Capital Payment for Land Purchase Cannot Be Disallowed Under Section 40A(3) When Not Claimed as Expenditure: ITAT Nagpur

Case Overview

Ganesh Builders Ltd. Vs DCIT (ITAT Nagpur)

The Income Tax Appellate Tribunal, Nagpur Bench, adjudicated a set of consolidated appeals filed by the assessee arising out of a common order dated 09/12/2024 passed by the Commissioner of Income Tax (Appeals) / National Faceless Appeal Centre (NFAC), Delhi, covering Assessment Years 2013–14 and 2014–15. The assessee, a public limited company engaged in construction, real estate development, and related business activities, contested several additions upheld by the CIT(A), including disallowance under Section 40A(3) of the Income Tax Act, 1961, treatment of agricultural income, and valuation-related additions.

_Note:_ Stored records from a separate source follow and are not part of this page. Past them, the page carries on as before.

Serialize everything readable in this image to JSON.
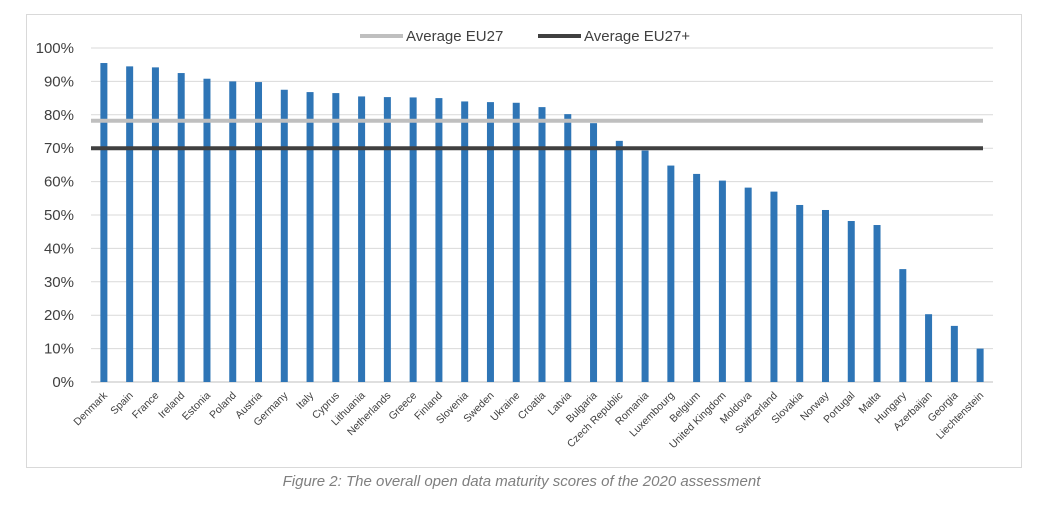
{
  "chart_data": {
    "type": "bar",
    "categories": [
      "Denmark",
      "Spain",
      "France",
      "Ireland",
      "Estonia",
      "Poland",
      "Austria",
      "Germany",
      "Italy",
      "Cyprus",
      "Lithuania",
      "Netherlands",
      "Greece",
      "Finland",
      "Slovenia",
      "Sweden",
      "Ukraine",
      "Croatia",
      "Latvia",
      "Bulgaria",
      "Czech Republic",
      "Romania",
      "Luxembourg",
      "Belgium",
      "United Kingdom",
      "Moldova",
      "Switzerland",
      "Slovakia",
      "Norway",
      "Portugal",
      "Malta",
      "Hungary",
      "Azerbaijan",
      "Georgia",
      "Liechtenstein"
    ],
    "values": [
      95.5,
      94.5,
      94.2,
      92.5,
      90.8,
      90.0,
      89.8,
      87.5,
      86.8,
      86.5,
      85.5,
      85.3,
      85.2,
      85.0,
      84.0,
      83.8,
      83.6,
      82.3,
      80.2,
      77.5,
      72.2,
      69.3,
      64.8,
      62.3,
      60.3,
      58.2,
      57.0,
      53.0,
      51.5,
      48.2,
      47.0,
      33.8,
      20.3,
      16.8,
      10.0
    ],
    "reference_lines": [
      {
        "name": "Average EU27",
        "value": 78.2,
        "color": "#bfbfbf"
      },
      {
        "name": "Average EU27+",
        "value": 70.0,
        "color": "#404040"
      }
    ],
    "bar_color": "#2e75b6",
    "ylim": [
      0,
      100
    ],
    "y_ticks": [
      "0%",
      "10%",
      "20%",
      "30%",
      "40%",
      "50%",
      "60%",
      "70%",
      "80%",
      "90%",
      "100%"
    ],
    "grid": true,
    "legend_position": "top-center",
    "xlabel": "",
    "ylabel": ""
  },
  "caption": "Figure 2: The overall open data maturity scores of the 2020 assessment"
}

The Tribunal took up ITA No. 625/Nag/2025 for AY 2013–14 as the lead case, with the findings applied mutatis mutandis to ITA No. 626/Nag/2024 for AY 2014–15.


Background and Facts of the Case

Assessment Year 2013–14

The assessee filed its return of income on 27.11.2013, declaring net taxable income of ₹1,07,26,804/-. The return was subsequently selected for scrutiny, and an assessment order was passed under Section 143(3) of the Income Tax Act, 1961, incorporating the following two additions:

  1. ₹21,55,000/- disallowed under Section 40A(3) on the ground that cash payments exceeding ₹20,000/- were made towards the purchase of agricultural land.
  2. ₹3,83,800/- added to income by reclassifying 50% of the declared agricultural income from an exempt category to "Income from Other Sources."

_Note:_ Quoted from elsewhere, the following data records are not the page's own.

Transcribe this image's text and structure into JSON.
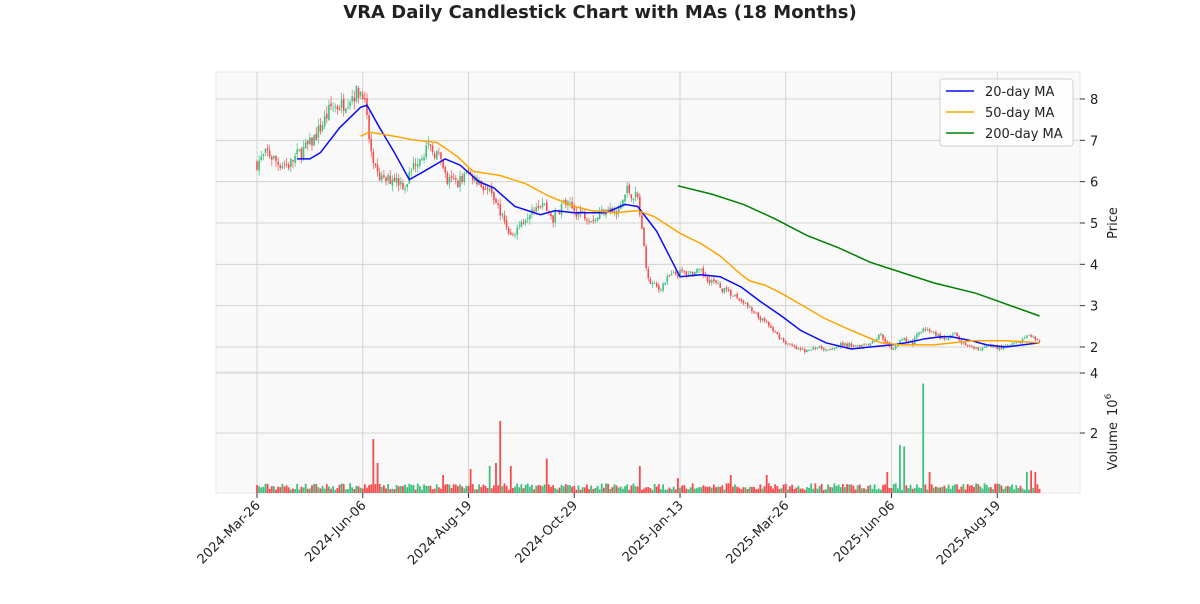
{
  "chart_data": {
    "type": "candlestick",
    "title": "VRA Daily Candlestick Chart with MAs (18 Months)",
    "ylabel_price": "Price",
    "ylabel_volume": "Volume",
    "volume_exponent_base": "10",
    "volume_exponent": "6",
    "price_ylim": [
      1.65,
      8.65
    ],
    "price_ticks": [
      2,
      3,
      4,
      5,
      6,
      7,
      8
    ],
    "volume_ylim": [
      0,
      4
    ],
    "volume_ticks": [
      2,
      4
    ],
    "x_ticks": [
      {
        "index": 0,
        "label": "2024-Mar-26"
      },
      {
        "index": 50,
        "label": "2024-Jun-06"
      },
      {
        "index": 100,
        "label": "2024-Aug-19"
      },
      {
        "index": 150,
        "label": "2024-Oct-29"
      },
      {
        "index": 200,
        "label": "2025-Jan-13"
      },
      {
        "index": 250,
        "label": "2025-Mar-26"
      },
      {
        "index": 300,
        "label": "2025-Jun-06"
      },
      {
        "index": 350,
        "label": "2025-Aug-19"
      }
    ],
    "n_bars": 371,
    "close_every_5_bars": [
      6.45,
      6.7,
      6.45,
      6.4,
      6.7,
      6.9,
      7.3,
      7.8,
      7.85,
      8.1,
      8.2,
      6.3,
      6.0,
      6.1,
      5.9,
      6.5,
      6.8,
      6.7,
      6.0,
      6.0,
      6.2,
      6.0,
      5.7,
      5.3,
      4.7,
      5.0,
      5.4,
      5.5,
      5.1,
      5.5,
      5.3,
      5.2,
      5.1,
      5.4,
      5.2,
      5.8,
      5.6,
      3.6,
      3.4,
      3.7,
      3.8,
      3.8,
      3.8,
      3.6,
      3.4,
      3.25,
      3.1,
      2.8,
      2.6,
      2.35,
      2.1,
      1.95,
      1.9,
      2.0,
      1.95,
      2.05,
      2.05,
      2.05,
      2.1,
      2.3,
      1.95,
      2.2,
      2.1,
      2.5,
      2.35,
      2.15,
      2.3,
      2.0,
      1.95,
      2.0,
      2.0,
      2.0,
      2.1,
      2.3,
      2.1
    ],
    "volume_base_millions": 0.25,
    "volume_spikes_millions": [
      [
        55,
        1.8
      ],
      [
        57,
        1.0
      ],
      [
        88,
        0.6
      ],
      [
        101,
        0.8
      ],
      [
        110,
        0.9
      ],
      [
        113,
        1.0
      ],
      [
        115,
        2.4
      ],
      [
        120,
        0.9
      ],
      [
        137,
        1.15
      ],
      [
        181,
        0.9
      ],
      [
        199,
        0.5
      ],
      [
        224,
        0.6
      ],
      [
        241,
        0.6
      ],
      [
        298,
        0.7
      ],
      [
        304,
        1.6
      ],
      [
        306,
        1.55
      ],
      [
        315,
        3.65
      ],
      [
        318,
        0.7
      ],
      [
        364,
        0.7
      ],
      [
        366,
        0.75
      ],
      [
        368,
        0.7
      ]
    ],
    "series": [
      {
        "name": "20-day MA",
        "color": "#0a0aff",
        "points": [
          [
            19,
            6.55
          ],
          [
            25,
            6.55
          ],
          [
            30,
            6.7
          ],
          [
            39,
            7.3
          ],
          [
            49,
            7.8
          ],
          [
            52,
            7.85
          ],
          [
            58,
            7.3
          ],
          [
            65,
            6.7
          ],
          [
            72,
            6.05
          ],
          [
            79,
            6.25
          ],
          [
            89,
            6.55
          ],
          [
            96,
            6.4
          ],
          [
            105,
            6.0
          ],
          [
            112,
            5.85
          ],
          [
            122,
            5.4
          ],
          [
            134,
            5.2
          ],
          [
            141,
            5.3
          ],
          [
            150,
            5.25
          ],
          [
            165,
            5.25
          ],
          [
            174,
            5.45
          ],
          [
            180,
            5.4
          ],
          [
            189,
            4.8
          ],
          [
            196,
            4.1
          ],
          [
            200,
            3.7
          ],
          [
            210,
            3.75
          ],
          [
            219,
            3.7
          ],
          [
            229,
            3.45
          ],
          [
            238,
            3.1
          ],
          [
            248,
            2.75
          ],
          [
            257,
            2.4
          ],
          [
            269,
            2.1
          ],
          [
            281,
            1.95
          ],
          [
            290,
            2.0
          ],
          [
            300,
            2.05
          ],
          [
            307,
            2.1
          ],
          [
            316,
            2.2
          ],
          [
            324,
            2.25
          ],
          [
            328,
            2.25
          ],
          [
            338,
            2.15
          ],
          [
            345,
            2.05
          ],
          [
            354,
            2.0
          ],
          [
            370,
            2.1
          ]
        ]
      },
      {
        "name": "50-day MA",
        "color": "#ffa500",
        "points": [
          [
            49,
            7.1
          ],
          [
            53,
            7.2
          ],
          [
            65,
            7.1
          ],
          [
            75,
            7.0
          ],
          [
            85,
            6.95
          ],
          [
            95,
            6.6
          ],
          [
            102,
            6.25
          ],
          [
            115,
            6.15
          ],
          [
            127,
            5.95
          ],
          [
            138,
            5.65
          ],
          [
            150,
            5.4
          ],
          [
            158,
            5.3
          ],
          [
            170,
            5.25
          ],
          [
            180,
            5.3
          ],
          [
            188,
            5.15
          ],
          [
            200,
            4.75
          ],
          [
            210,
            4.5
          ],
          [
            219,
            4.2
          ],
          [
            229,
            3.75
          ],
          [
            233,
            3.6
          ],
          [
            240,
            3.5
          ],
          [
            248,
            3.3
          ],
          [
            258,
            3.0
          ],
          [
            268,
            2.7
          ],
          [
            281,
            2.4
          ],
          [
            295,
            2.1
          ],
          [
            305,
            2.05
          ],
          [
            320,
            2.05
          ],
          [
            338,
            2.15
          ],
          [
            355,
            2.15
          ],
          [
            370,
            2.1
          ]
        ]
      },
      {
        "name": "200-day MA",
        "color": "#008000",
        "points": [
          [
            199,
            5.9
          ],
          [
            215,
            5.7
          ],
          [
            230,
            5.45
          ],
          [
            245,
            5.1
          ],
          [
            260,
            4.7
          ],
          [
            275,
            4.4
          ],
          [
            290,
            4.05
          ],
          [
            305,
            3.8
          ],
          [
            320,
            3.55
          ],
          [
            340,
            3.3
          ],
          [
            370,
            2.75
          ]
        ]
      }
    ],
    "up_color": "#3fbf7f",
    "down_color": "#f44c4c",
    "grid": true,
    "legend_placement": "top-right"
  }
}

Details of the Land Transaction

During the relevant year, the assessee company purchased agricultural land bearing Khasra No. 97/2, Sheet No. 942/20, City Survey No. 8, 80, Mouza Nari, Nagpur, for a total consideration of ₹77,00,000/-, vide sale deed executed on 22/06/2012. Out of this total, a sum of ₹21,55,000/- was paid in cash at the express request of the vendors — namely Shri Ravindra Rameshwar Shirke and Shri Shankar Rameshwar Shirke — who were farmers residing in rural areas and had an immediate need for cash at the time of the transaction.

The assessee maintained that:

  • The cash payments were made purely out of business expediency, as insisting on cheque payment risked losing the land transaction altogether.
  • All payments were duly recorded in the regular books of accounts.
  • The land was initially reflected as a capital asset / advance for land purchase in the balance sheet.
  • Upon commencement of construction, the land was transferred to stock-in-trade and reflected as a purchase in the Profit & Loss account.
  • Crucially, the cash payment of ₹21,55,000/- was not claimed as a deduction in the Profit & Loss account and therefore could not be subject to disallowance under Section 40A(3).

Agricultural Income Issue

The assessee declared agricultural income of ₹7,67,600/- from approximately 51.10 acres of land spread across Mouza Sukli, Dorli, Dahegaon, Borgaon, Chikhali, Chicholi (Taluka – Kalmeshwar), and Hingna & Nagpur. Crops cultivated included Soyabean, Tur, Cotton, Brinjal, Radish, Chillies, among others. The assessee also confirmed that land revenue was paid to the government and that irrigation was available through bore wells and open wells.